To compile and execute the microbenchmark we simply used:

$ g++ microbench.cpp add_instr.s add_lat_instr.s mul_instr.s mul_lat_instr.s -o microbench.o
$ ./microbench.o

When executing our benchmarking script we obtained the following results:

results

Benchmarking ADD throughput ...
-----------------------------------------------
Measuring throughput for Instruction
Total time (s):   1.29126
Instructions per Second:   2.90414e+10
Estimated GOPS:   29.0414 GigaOps/sec
-----------------------------------------------

Benchmarking MUL throughput ...
-----------------------------------------------
Measuring throughput for Instruction
Total time (s):   2.82838
Instructions per Second:   1.32584e+10
Estimated GOPS:   13.2584 GigaOps/sec
-----------------------------------------------

Benchmarking ADD latency ...
-----------------------------------------------
Measuring latency for Instruction
Total time (s):   0.856261
Instructions per Second:   4.37951e+09
Estimated GOPS:   4.37951 GigaOps/sec
-----------------------------------------------

Benchmarking MUL latency ...
-----------------------------------------------
Measuring latency for Instruction
Total time (s):   2.5642
Instructions per Second:   1.46244e+09
Estimated GOPS:   1.46244 GigaOps/sec
-----------------------------------------------

To understand the results, we did two things: 1. we searched for the clock speed which is about 4.4 GHz 2. we looked at the ARM Neoverse V2 Software Optimization Guide for the base instructions.
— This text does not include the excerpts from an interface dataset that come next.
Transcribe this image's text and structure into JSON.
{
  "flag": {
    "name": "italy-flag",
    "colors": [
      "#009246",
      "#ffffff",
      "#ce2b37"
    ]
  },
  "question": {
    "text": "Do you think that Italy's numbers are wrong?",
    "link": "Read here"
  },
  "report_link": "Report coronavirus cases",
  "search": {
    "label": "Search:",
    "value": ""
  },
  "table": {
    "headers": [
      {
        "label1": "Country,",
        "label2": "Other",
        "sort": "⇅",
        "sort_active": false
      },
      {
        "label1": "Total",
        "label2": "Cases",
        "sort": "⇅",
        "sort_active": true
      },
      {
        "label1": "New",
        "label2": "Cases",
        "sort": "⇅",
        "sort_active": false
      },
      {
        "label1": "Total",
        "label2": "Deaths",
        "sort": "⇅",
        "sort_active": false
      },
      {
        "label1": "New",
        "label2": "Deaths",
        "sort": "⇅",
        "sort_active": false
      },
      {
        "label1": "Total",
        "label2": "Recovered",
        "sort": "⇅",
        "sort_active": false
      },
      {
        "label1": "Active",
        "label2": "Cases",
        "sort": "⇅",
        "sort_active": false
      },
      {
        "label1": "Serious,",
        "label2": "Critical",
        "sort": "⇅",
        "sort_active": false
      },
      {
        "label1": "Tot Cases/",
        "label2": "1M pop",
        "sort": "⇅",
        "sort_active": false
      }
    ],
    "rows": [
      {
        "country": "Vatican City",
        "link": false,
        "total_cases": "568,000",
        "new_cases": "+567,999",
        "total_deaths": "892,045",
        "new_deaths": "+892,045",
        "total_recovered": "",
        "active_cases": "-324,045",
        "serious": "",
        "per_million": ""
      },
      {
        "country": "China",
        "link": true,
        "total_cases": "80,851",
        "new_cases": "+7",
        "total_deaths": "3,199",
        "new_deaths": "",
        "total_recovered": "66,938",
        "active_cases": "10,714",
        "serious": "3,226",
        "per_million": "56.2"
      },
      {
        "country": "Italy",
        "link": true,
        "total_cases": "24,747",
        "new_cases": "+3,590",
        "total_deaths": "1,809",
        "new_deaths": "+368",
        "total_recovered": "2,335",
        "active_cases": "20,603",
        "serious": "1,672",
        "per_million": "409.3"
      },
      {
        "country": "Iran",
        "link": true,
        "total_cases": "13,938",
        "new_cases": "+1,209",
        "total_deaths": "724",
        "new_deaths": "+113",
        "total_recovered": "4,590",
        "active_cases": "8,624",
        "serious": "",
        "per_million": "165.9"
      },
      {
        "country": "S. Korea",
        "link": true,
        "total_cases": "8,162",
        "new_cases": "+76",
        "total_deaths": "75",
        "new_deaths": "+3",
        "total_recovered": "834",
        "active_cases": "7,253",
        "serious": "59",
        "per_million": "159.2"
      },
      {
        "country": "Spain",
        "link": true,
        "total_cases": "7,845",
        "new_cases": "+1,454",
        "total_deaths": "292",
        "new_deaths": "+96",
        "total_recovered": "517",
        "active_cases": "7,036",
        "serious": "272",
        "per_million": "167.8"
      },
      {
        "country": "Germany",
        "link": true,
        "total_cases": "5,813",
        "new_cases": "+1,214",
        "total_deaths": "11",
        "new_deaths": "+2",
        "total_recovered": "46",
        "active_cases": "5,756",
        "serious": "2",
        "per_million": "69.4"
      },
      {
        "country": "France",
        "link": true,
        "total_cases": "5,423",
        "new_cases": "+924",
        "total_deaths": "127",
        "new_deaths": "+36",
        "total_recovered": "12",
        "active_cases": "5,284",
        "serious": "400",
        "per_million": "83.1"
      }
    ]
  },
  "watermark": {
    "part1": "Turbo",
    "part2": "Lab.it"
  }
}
The guide specifies the following theoretical instruction throughput per cycle:

ADD: 6 instructions per cycle
MUL: 2 instructions per cycle

and the latency (until a result is available) of:

ADD: 1 clock cycle
MUL: 2 clock cycles

Looking at a these numbers, we can assume a clock cycle speed of:

\[\frac{29.0414 \text{ GOPS}}{6} = 4.84 \text{ GHz}\]

\[\frac{13.2584 \text{ GOPS}}{2} = 6.63 \text{ GHz}\]

For the ADD instruction, this aligns closely with the known clock speed of 4.4 GHz. For the MUL instruction on the other hand, the clock speed is higher than expected. It is not clear why exactly this is the case, but in order to verify the correctness of our code, we ran it on an M3 Pro Chip with a clock speed of 4.05 GHz. The result for ADD and MUL here was:

\[\frac{26.195 \text{ GOPS}}{6} = 4.37 \text{ GHz}\]

\[\frac{8.08751 \text{ GOPS}}{2} = 4.04 \text{ GHz}\]

We see that the calculated clock speeds are close to the expected clock speed of 4.05 GHz in both cases, which indicates that our code is correct.

For the latency we can make a similar calculation:

\[\frac{4.4 \text{ GHz}}{4.37951 \text{ GOPS}} ≈ 1 \text{ clock cycles per instr}\]

\[\frac{4.4 \text{ GHz}}{1.46244 \text{ GOPS}} ≈ 3 \text{ clock cycles per instr}\]

This shows that our obtained results for the ADD instruction correspond with the number that we obtained from the guide, whereas the latency for the MUL instruction is slightly higher than expected.